The steering wheel is bathed in the quiet fluorescent lights of the Fort McHenry tunnel. It’s early Saturday morning. Someone stirs in the backseat, and through the speakers I can hear someone tell me that it’s raining in Baltimore, but he’s wrong. No rain today. And I’ve been thinking about the things that I’m afraid of. People claim to be afraid of a lot of shit. So I’m running down this checklist in my head.

I decide that it can’t be car accidents, as I put my blinker on and pass a Honda Accord going only the speed limit in the center lane. My speedometer shoots to 85 and the hum of the accelerating engine causes someone else to stir in the backseat.

I cross off death while I hold a cigarette in my left hand, close to the cracked window, and watch the white strings of smoke float out of my car, dancing like ghosts into the autumn air. As I flick the smoldering cigarette butt out of the window, I see it bounce on the highway behind me in my rearview mirror, and I watch the sparks hit the pavement and die out in the night.

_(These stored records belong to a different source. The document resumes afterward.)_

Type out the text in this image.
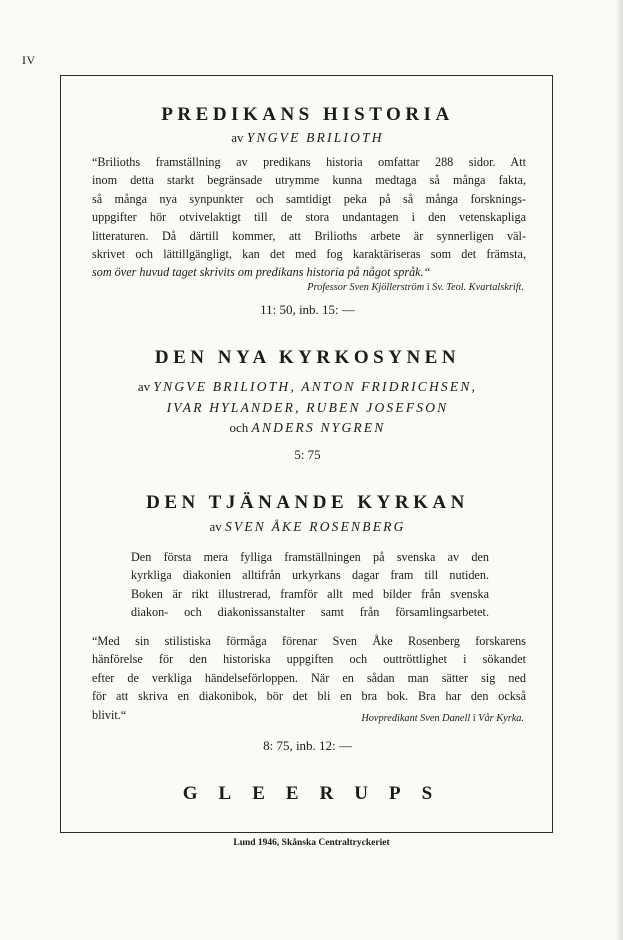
IV
PREDIKANS HISTORIA
av YNGVE BRILIOTH
“Brilioths framställning av predikans historia omfattar 288 sidor. Att
inom detta starkt begränsade utrymme kunna medtaga så många fakta,
så många nya synpunkter och samtidigt peka på så många forsknings-
uppgifter hör otvivelaktigt till de stora undantagen i den vetenskapliga
litteraturen. Då därtill kommer, att Brilioths arbete är synnerligen väl-
skrivet och lättillgängligt, kan det med fog karaktäriseras som det främsta,
som över huvud taget skrivits om predikans historia på något språk.“
Professor Sven Kjöllerström i Sv. Teol. Kvartalskrift.
11: 50, inb. 15: —
DEN NYA KYRKOSYNEN
av YNGVE BRILIOTH, ANTON FRIDRICHSEN,
IVAR HYLANDER, RUBEN JOSEFSON
och ANDERS NYGREN
5: 75
DEN TJÄNANDE KYRKAN
av SVEN ÅKE ROSENBERG
Den första mera fylliga framställningen på svenska av den
kyrkliga diakonien alltifrån urkyrkans dagar fram till nutiden.
Boken är rikt illustrerad, framför allt med bilder från svenska
diakon- och diakonissanstalter samt från församlingsarbetet.
“Med sin stilistiska förmåga förenar Sven Åke Rosenberg forskarens
hänförelse för den historiska uppgiften och outtröttlighet i sökandet
efter de verkliga händelseförloppen. När en sådan man sätter sig ned
för att skriva en diakonibok, bör det bli en bra bok. Bra har den också
blivit.“	Hovpredikant Sven Danell i Vår Kyrka.
8: 75, inb. 12: —
GLEERUPS
Lund 1946, Skånska Centraltryckeriet
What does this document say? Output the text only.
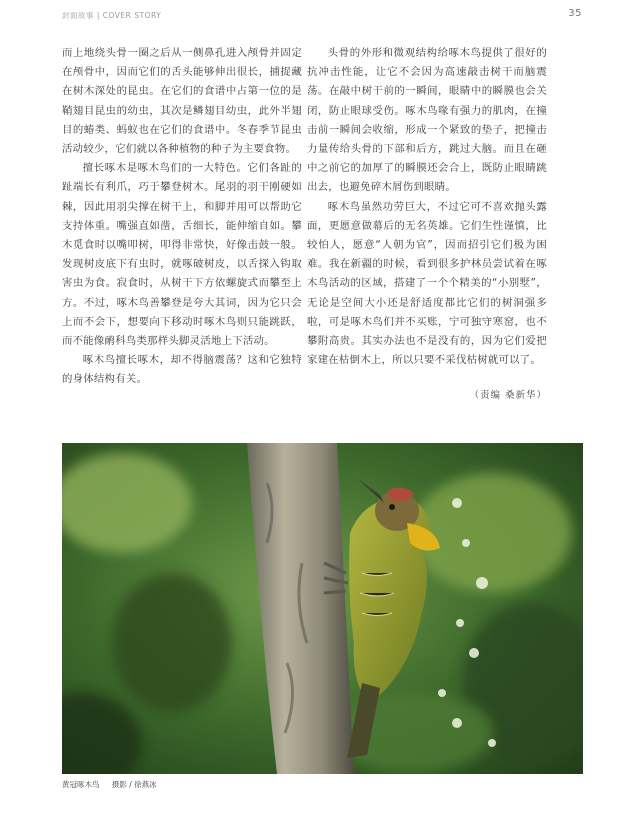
封面故事 | COVER STORY	35

而上地绕头骨一圈之后从一侧鼻孔进入颅骨并固定在颅骨中，因而它们的舌头能够伸出很长，捕捉藏在树木深处的昆虫。在它们的食谱中占第一位的是鞘翅目昆虫的幼虫，其次是鳞翅目幼虫，此外半翅目的蝽类、蚂蚁也在它们的食谱中。冬春季节昆虫活动较少，它们就以各种植物的种子为主要食物。

擅长啄木是啄木鸟们的一大特色。它们各趾的趾端长有利爪，巧于攀登树木。尾羽的羽干刚硬如棘，因此用羽尖撑在树干上，和脚并用可以帮助它支持体重。嘴强直如凿，舌细长，能伸缩自如。攀木觅食时以嘴叩树，叩得非常快，好像击鼓一般。发现树皮底下有虫时，就啄破树皮，以舌探入钩取害虫为食。寂食时，从树干下方依螺旋式而攀至上方。不过，啄木鸟善攀登是夸大其词，因为它只会上而不会下，想要向下移动时啄木鸟则只能跳跃，而不能像鸸科鸟类那样头脚灵活地上下活动。

啄木鸟擅长啄木，却不得脑震荡？这和它独特的身体结构有关。

头骨的外形和微观结构给啄木鸟提供了很好的抗冲击性能，让它不会因为高速敲击树干而脑震荡。在敲中树干前的一瞬间，眼睛中的瞬膜也会关闭，防止眼球受伤。啄木鸟喙有强力的肌肉，在撞击前一瞬间会收缩，形成一个紧致的垫子，把撞击力量传给头骨的下部和后方，跳过大脑。而且在砸中之前它的加厚了的瞬膜还会合上，既防止眼睛跳出去，也避免碎木屑伤到眼睛。

啄木鸟虽然功劳巨大，不过它可不喜欢抛头露面，更愿意做幕后的无名英雄。它们生性谨慎，比较怕人，愿意“人朝为官”，因而招引它们极为困难。我在新疆的时候，看到很多护林员尝试着在啄木鸟活动的区域，搭建了一个个精美的“小别墅”，无论是空间大小还是舒适度都比它们的树洞强多啦，可是啄木鸟们并不买账，宁可独守寒窑，也不攀附高贵。其实办法也不是没有的，因为它们爱把家建在枯倒木上，所以只要不采伐枯树就可以了。

（责编 桑新华）
黄冠啄木鸟 摄影 / 徐燕冰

The car hits a bump and the change in the center console rattles around. On the other side of the Fort McHenry tunnel it’s still dark, but the morning lies somewhere just past the city. Maryland and Virginia speed by, but I’m not afraid of that either. Not afraid of time, at least not anymore.

I look over to the passenger seat and she’s asleep, her blanket pulled up to her chin, her eyelids fluttering in a silent dream, lost somewhere beyond the left lane of I-95. I reach over and gently brush a thin strand of hair off of her face with my fingers. She opens her eyes for a second and gives me a dreamy smile, and then closes them again.

Suddenly I’m aware again of why I used to be afraid of time. How it so often slips by unnoticed, caving in the world behind it. I have no reason to fear it now, with her in the passenger seat next to me, but it’s still something you know is always lingering just out of sight. It gets me thinking of the first time we raced the sun to the Mason-Dixon line; that same passenger seat empty as we floated through five states as transparent as a summer morning.

The object in my mirror was so close I couldn’t even see it, and so I looked right past it. It’s one of those tricks that time plays on you, turning you around so many times you can’t remember which way is up and which way is down. But after a while you figure it out. You figure out that you can beat time at its own game if you wait long enough.

And so the tolls have passed, and Alexandria turns into Richmond and Richmond turns into Raleigh, and just outside of Durham I’ve figured out what I’m really afraid of. Through six hours of silence and shimmering asphalt. I’m afraid of not knowing what I’m afraid of. Some might call it uncertainty. The great Unknown. With a capital U.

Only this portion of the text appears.